Tribble faces a maximum punishment of 10 years in prison and a $250,000 fine for violating a detainee’s right to be free from excessive force by a law enforcement officer. His sentencing has been scheduled for May 12 in U.S. District Court in Columbia.
Until then, Tribble remains free on bond, and his defense attorneys said they will turn their focus toward minimizing his time in prison and his fine. Tribble did not flinch when the jury’s decision was announced. After the trial, he stood with his family as his defense team addressed the media but declined to comment himself.
The defense team will bring people to the stand during the sentencing hearing to testify about Tribble’s service in the Army and as a 23-year law enforcement officer, said Johnny Gasser, one of Tribble’s three defense attorneys.
“We will demonstrate that what occurred in that 97 seconds was an absolute anomaly in the life of Oddie Tribble,” Gasser said. “He’s a good and honorable man.”
The trial’s focal point was video footage of the Aug. 5 beating that was captured by two security cameras installed in a gated carport at the Kershaw County Detention Center.
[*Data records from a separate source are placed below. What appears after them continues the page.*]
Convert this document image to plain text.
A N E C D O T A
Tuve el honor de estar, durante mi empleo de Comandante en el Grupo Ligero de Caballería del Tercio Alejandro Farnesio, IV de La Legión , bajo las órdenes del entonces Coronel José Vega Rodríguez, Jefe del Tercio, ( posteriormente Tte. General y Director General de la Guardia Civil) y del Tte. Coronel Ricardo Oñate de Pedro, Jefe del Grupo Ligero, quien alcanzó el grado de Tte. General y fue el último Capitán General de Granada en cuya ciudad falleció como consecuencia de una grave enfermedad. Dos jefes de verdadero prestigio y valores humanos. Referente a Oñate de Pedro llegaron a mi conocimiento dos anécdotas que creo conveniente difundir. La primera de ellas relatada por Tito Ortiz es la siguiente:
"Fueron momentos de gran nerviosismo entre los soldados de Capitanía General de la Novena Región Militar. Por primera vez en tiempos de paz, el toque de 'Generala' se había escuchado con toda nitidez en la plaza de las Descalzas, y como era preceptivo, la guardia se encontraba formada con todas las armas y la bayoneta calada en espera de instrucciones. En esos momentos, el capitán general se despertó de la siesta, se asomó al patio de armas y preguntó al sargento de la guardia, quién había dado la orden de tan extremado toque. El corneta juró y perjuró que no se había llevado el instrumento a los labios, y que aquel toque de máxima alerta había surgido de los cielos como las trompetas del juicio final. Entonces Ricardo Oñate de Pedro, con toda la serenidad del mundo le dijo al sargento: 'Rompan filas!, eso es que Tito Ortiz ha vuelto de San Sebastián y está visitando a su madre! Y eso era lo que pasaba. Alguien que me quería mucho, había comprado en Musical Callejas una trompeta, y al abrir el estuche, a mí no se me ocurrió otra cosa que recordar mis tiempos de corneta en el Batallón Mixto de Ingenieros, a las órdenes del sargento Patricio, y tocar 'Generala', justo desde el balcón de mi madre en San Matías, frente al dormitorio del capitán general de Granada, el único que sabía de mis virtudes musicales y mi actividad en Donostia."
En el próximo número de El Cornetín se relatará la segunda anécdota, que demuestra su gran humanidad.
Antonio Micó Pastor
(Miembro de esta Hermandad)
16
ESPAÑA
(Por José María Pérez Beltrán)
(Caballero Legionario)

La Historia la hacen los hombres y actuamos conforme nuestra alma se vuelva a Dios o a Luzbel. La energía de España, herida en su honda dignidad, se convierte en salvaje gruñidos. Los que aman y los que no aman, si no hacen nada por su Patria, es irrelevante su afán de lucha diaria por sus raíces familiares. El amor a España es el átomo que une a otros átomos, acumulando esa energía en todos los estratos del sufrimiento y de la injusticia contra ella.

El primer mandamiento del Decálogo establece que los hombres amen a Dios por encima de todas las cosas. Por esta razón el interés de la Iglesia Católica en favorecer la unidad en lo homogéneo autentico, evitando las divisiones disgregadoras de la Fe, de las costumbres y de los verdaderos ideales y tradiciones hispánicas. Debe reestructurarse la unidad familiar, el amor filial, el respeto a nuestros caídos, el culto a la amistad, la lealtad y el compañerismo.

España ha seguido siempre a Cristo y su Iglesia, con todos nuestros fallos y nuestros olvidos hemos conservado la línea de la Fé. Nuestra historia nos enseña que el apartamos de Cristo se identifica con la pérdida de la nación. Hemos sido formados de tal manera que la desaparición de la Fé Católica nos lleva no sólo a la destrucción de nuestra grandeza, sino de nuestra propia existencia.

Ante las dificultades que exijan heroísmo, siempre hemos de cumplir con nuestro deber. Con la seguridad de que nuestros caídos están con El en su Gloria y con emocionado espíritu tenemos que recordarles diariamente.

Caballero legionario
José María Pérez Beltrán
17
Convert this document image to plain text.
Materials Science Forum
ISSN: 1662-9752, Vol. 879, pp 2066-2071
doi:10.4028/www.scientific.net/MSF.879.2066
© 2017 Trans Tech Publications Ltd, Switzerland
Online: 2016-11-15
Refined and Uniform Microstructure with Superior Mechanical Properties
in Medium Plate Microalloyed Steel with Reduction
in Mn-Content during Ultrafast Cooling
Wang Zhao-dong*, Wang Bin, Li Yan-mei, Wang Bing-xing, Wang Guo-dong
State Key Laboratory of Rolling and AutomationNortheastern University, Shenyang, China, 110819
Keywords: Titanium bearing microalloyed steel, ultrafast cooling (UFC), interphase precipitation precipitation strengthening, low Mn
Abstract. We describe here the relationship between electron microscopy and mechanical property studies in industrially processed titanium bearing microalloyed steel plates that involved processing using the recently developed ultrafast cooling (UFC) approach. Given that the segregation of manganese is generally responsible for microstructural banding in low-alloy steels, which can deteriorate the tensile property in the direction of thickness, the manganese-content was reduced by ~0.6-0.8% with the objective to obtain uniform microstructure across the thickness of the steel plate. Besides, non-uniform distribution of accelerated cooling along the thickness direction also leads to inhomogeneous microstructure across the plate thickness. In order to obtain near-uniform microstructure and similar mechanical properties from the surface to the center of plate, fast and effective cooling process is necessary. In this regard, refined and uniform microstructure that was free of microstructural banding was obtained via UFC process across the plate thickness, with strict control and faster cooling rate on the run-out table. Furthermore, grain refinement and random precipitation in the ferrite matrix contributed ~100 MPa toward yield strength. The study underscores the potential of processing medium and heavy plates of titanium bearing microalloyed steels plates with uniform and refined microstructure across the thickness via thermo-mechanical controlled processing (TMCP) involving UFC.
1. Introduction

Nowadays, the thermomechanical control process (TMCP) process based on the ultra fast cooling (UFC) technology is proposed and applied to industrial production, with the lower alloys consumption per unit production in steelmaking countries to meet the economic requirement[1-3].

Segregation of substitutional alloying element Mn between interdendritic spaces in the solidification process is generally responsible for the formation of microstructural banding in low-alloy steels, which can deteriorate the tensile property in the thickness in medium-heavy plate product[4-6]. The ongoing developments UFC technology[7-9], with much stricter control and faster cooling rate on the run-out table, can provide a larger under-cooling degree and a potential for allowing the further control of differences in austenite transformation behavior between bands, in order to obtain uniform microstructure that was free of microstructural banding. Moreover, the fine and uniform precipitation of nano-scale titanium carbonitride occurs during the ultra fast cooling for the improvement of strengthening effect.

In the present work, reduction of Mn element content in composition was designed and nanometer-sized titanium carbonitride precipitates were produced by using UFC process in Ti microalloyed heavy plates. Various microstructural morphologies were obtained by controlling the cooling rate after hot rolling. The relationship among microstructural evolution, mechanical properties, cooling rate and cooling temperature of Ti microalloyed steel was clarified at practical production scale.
In the videos, Tribble is seen striking Charles Shelley, who is in handcuffs, with a retractable metal police baton.
After Shelley stepped out of a police van, Tribble hit him until he fell, and then continued to strike him while he was on the ground. The blows broke Shelley’s right leg and bloodied both legs.
Tribble’s defense team had tried to convince the jury that Tribble needed to strike Shelley because the detainee was intoxicated and belligerent and would not comply with orders.
However, the prosecutors proved to the jury that Tribble’s actions were excessive and that he intended to hurt Shelley, who had insulted Tribble and threatened his family during the ride to the jail. They brought an S.C. Criminal Justice Academy instructor to the stand to who said police are not trained to use a baton on handcuffed detainees and that the beating was not justified.
“Oddie Tribble, we believe, snapped,” Drake said. “He’s not an ogre. But it happened, and he’s going to pay for it.”
Shelley, who had attended the four-day trial, was not in the courtroom Thursday. Efforts to reach him by phone afterward were unsuccessful.
During the trial, the jury watched portions of the video at least 11 times.
Prosecutors tried to show the video as little as possible because they did not want the jury to become desensitized to it, Drake said. That’s a lesson prosecutors learned after the 1992 Rodney King beating, when a jury acquitted police officers who were filmed while beating King. Those jurors watched the video so many times during the trial that it had lost its impact, later case studies found.
“We played the video only when we needed to,” Drake said. “We wanted the jury to render a decision based on what they saw in it.”
On the other hand, the defense team showed the video in slow motion as Tribble narrated each sequence to explain his actions.
“The video shows that he definitely beat a man without justification,” Drake said.